The Silo Studio is an independent production company based in Los Angeles, California. Founded in 2020 by producers Matthew Andrews and Jeffrey Simon, the studio specializes in narrative film, musical content, and branded entertainment with a focus on LGBTQ+ storytelling.

== History ==
The studio was founded with the aim of producing original queer-centered stories with a handcrafted, theatrical aesthetic.
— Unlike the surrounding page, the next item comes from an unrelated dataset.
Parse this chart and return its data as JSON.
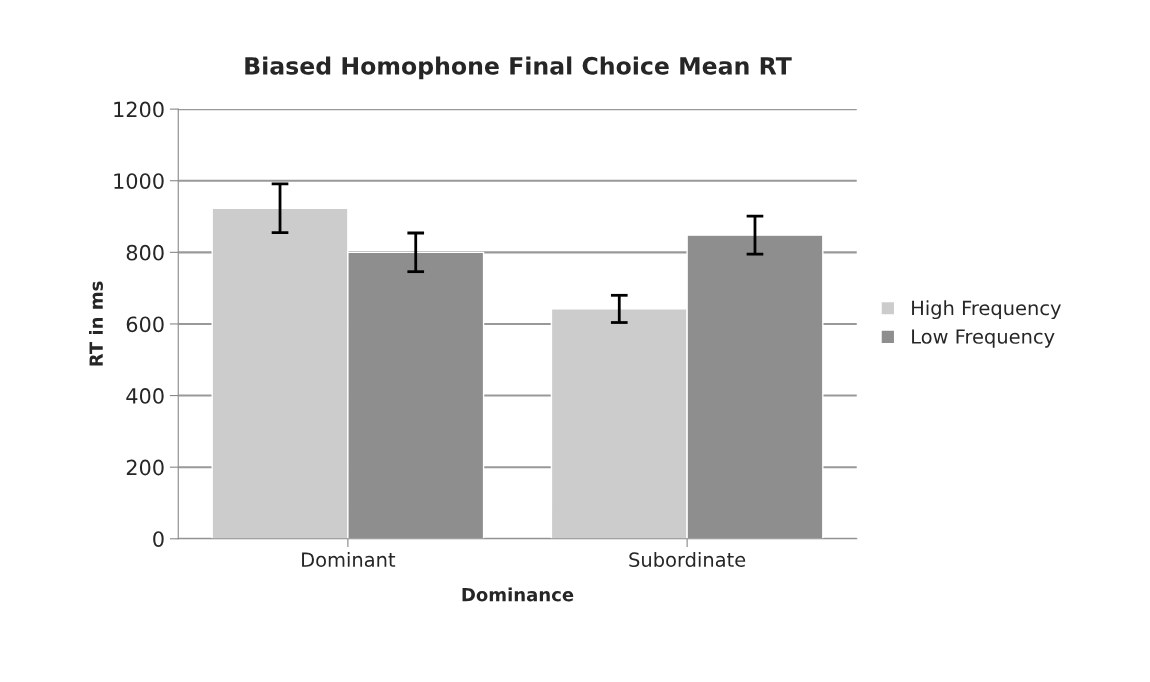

The team behind The Silo Studio includes executive producer Matthew Andrews, director Jeffrey Simon, and head of production Jason Phillips.

== Work ==
The Silo Studio provides full-service development, production, post-production, and motion design for a variety of media, including commercial content, digital series, and music-driven narratives. The studio has produced projects for brands such as Nike, McDonald's, and e.l.f. Cosmetics.

== Notable productions ==
=== King of Drag (2025) ===
In 2025, The Silo Studio produced King of Drag — a six-episode reality competition series featuring drag kings, which premiered on the LGBTQ+ streaming platform Revry. Sponsored by e.l.f. Cosmetics, the show is described as the first-ever drag king competition series.

The series was hosted by drag king and entertainer Murray Hill and featured celebrity guest appearances, original performances, and a focus on authentic queer self-expression.